The dhis was the heart and soul of the nasul, and within it was a society no adult male ever saw again—a society rigid in its ranks and privileges. Highest of rank were the orithaikhti, her-children to the Orithain; and lowest in the order, the off-spring-without-a-name: no male could claim parentage without the female’s confirmation, and should she declare of her offspring: Taphrek nasiqh—“I do not know this child”—it went nameless to the lowest rank of the dhis. Such usually perished, either in the dhis, or more cruelly, in adulthood.

It was the object of all conflict, the motive of all existence, the dhis—and yet forbidden to all that had once passed its doors, save for the Guardians, for the dhisaisei, and for the green-robed katasathei—pregnant ones, whose time was near. The katasathe were for the rest of the nasul the most visible symbol of the adored dhis: males full-sra to a katasathei drove her recent mate and all other males from her presence; females of the nasul gave her gifts, and forlorn non-sra males would often leave them where she could find them. Her only possible danger came from a female Orithain who also chanced to be katasathe. Then it was possible that she could be driven out, forbidden the dhis altogether, and her protective sra endangered: the ferocity of an Orithain was terrible where it regarded rival offspring, and even other nasuli gave way before a nasul whose Orithain was katasathe, knowing madness ruled there.

That was the ancient way. Then Cheltaris began to rise, city of the many towers, city of paradox. There had never been government or law; nasuli clustered, co-existed by means of ritual, stabilized, progressed. It was dimly remembered—Cheltaris: empty now, deserted nasul by nasul as the akitomei launched forth; and what curious logic had convinced the nasuli their survival lay starward was something doubtless reasonable to iduve, though to no one else.

Where each dhis was, there was home; and yet, shielded as the dhis had become within each powerful, star-wandering akites, without vaikka-dhis and the captures, inbreeding threatened the nasuli. So there developed the custom of akkhres-nasuli, a union of two akitomei for the sharing of katasakke.

It was, for the two nasuli involved, potentially the most hazardous of all ventures, civilized by oaths, by elaborate ritual, by most strict formalities—and when all else proved vain, by the power and good sense of the two orithainei. Chaxal. Dead now.
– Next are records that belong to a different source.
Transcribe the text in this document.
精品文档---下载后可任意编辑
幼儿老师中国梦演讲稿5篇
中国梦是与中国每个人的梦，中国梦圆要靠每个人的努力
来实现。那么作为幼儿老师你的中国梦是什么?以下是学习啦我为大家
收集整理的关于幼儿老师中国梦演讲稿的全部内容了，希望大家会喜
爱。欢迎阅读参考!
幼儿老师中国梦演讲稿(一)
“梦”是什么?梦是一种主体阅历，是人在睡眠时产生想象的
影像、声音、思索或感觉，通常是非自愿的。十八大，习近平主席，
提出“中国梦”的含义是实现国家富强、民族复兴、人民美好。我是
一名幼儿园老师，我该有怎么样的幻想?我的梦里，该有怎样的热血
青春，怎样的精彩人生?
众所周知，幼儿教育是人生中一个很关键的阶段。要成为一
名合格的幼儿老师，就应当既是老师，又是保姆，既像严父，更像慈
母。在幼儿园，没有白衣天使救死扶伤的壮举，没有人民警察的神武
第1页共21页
Father to Chimele.

In his time, far the other side of the metrosi, by a star called Niloqhatas, there had been akkhres-nasuli.

Such a union was rare for Ashanome; it was occasioned by something rarer still—a ceremony of kataberihe. The Orithain Sogdrieni of nasul Tashavodh had chosen Mejakh sra-Narach of Ashanome to become his heir-mate and bear him a child to inherit Tashavodh. The bond between Tashavodh and Ashanome disturbed the iduve, for these were two of the oldest and most fearsome of the nasuli and the exchange they contemplated would make profound changes in status and balance of power among the iduve. Tensions ran abnormally high.

And trouble began with a kameth of Tashavodh who chanced to cross the well-known temper of Mejakh sra-Narach. She killed him.

Mejakh was already aboard Tashavodh in the long purifications before kataberihe. But in rage over the matter Sogdrieni burst into her chambers, drove out her own kamethi, and assaulted her. Perhaps when tempers cooled he would have allowed her to begin purifications again, vaikka having been settled; but it was a tangled situation: Mejakh was almost certainly now with child, conception being almost infallible with a mating. But he misjudged the arastiethe of Mejakh: she killed him and fled the ship.

In confusion, Ashanome and Tashavodh broke apart, Tashavodh stunned by the death of their Orithain, Ashanome satisfied that they had come off to the better in the matter of vaikka. It was in effect a vaikka-dhis, the stealing of young; and to add chanokhia to the vaikka, in the very hour that Mejakh returned to Ashanome she entered katasakke with an iduve of nameless birth.